Written evidence submitted by TaxWatch (HCSA0002)

TaxWatch is delighted that the PAC has issued its latest call for evidence focussed on the performance of HMRC, complimenting prior work done by the Treasury Select Committee and the NAO in recent years to which we’ve provided evidence.

 

TaxWatch is a small UK registered charity and think tank publishing research and investigations into tax avoidance and administration. We were established in 2018 and the staff are current or former members of the Chartered Institute of Taxation (CIOT), having worked in practice and with research backgrounds. More details of our work can be found on our website www.taxwatchuk.org.

 

Within the time constraints (11 calendar days) and available resources TaxWatch limit ourselves to making the Committee aware of the most relevant and up to date findings – primarily summarised in our long form State of Tax Administration 2024 report published just last month on our website here: State of Tax Administration 2024 – TaxWatch (taxwatchuk.org).
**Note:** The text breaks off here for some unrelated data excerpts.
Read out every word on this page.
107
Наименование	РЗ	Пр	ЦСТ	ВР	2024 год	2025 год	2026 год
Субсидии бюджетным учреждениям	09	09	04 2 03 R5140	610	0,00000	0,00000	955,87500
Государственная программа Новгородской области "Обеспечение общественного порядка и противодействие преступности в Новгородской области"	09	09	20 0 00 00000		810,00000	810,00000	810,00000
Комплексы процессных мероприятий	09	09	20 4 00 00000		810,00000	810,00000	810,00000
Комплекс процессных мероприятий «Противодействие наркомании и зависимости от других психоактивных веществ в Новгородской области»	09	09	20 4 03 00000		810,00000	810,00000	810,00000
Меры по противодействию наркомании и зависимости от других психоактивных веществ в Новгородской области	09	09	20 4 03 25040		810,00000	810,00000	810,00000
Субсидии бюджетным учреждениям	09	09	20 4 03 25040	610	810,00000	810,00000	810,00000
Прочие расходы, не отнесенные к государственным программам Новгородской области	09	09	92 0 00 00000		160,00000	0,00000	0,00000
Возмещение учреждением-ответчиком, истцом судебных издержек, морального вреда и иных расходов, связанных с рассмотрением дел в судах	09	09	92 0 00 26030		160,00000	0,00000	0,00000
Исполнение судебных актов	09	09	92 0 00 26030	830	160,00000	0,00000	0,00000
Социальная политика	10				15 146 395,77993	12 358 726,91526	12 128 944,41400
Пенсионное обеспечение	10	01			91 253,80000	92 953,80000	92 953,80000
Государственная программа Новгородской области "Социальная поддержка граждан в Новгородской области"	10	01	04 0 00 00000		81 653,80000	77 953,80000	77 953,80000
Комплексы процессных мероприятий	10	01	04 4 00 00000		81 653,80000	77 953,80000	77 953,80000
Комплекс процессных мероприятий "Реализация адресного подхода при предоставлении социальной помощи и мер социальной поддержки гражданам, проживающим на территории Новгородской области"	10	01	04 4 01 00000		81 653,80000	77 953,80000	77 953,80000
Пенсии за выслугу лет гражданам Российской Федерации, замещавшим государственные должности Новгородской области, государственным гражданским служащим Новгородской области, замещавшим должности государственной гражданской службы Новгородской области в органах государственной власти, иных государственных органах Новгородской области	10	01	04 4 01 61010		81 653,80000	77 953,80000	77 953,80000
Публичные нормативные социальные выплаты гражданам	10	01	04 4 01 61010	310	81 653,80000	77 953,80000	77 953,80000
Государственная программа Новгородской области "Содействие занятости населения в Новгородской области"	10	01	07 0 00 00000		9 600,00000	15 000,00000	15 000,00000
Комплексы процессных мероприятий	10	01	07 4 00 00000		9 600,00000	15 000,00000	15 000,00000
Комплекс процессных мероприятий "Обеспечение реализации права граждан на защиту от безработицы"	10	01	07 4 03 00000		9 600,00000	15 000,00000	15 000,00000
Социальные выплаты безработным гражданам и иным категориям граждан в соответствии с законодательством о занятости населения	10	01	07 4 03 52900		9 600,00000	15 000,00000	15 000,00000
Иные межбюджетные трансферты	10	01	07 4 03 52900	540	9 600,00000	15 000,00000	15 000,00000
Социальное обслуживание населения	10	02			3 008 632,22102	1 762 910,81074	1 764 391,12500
Whilst this evidence isn’t unpublished so might not be strictly admissible as original evidence for PAC we wanted to draw the committee’s awareness to it as we spent many weeks assembling the information and data requests which directly overlap with this inquiry.

 

Monthly performance data including for August 2024 which was not available at the time we finalised SOTA shows that even over the summer (which are the quietest months for customer service demand) HMRC remain so far away from their targets in relation to call handling and ‘one and done’ interactions, published here: HMRC monthly performance report: August 2024 - GOV.UK (www.gov.uk).

 

Further to this we observe that the additional resources pledged to HMRC in last week’s Autumn Budget 2024 to improve the department’s performance are wholly in relation to compliance officers despite findings such as the ARC Funding the Nation report here (Report - Funding the Nation Campaign). This report concluded, and TaxWatch wholly concur, that customer service needs to accompany compliance as the two major functions complement each other – if taxpayers needs aren’t met as interacting with HMRC becomes exceptionally difficult then voluntary compliance on which the regime depends gets eroded, exacerbating the tax gap.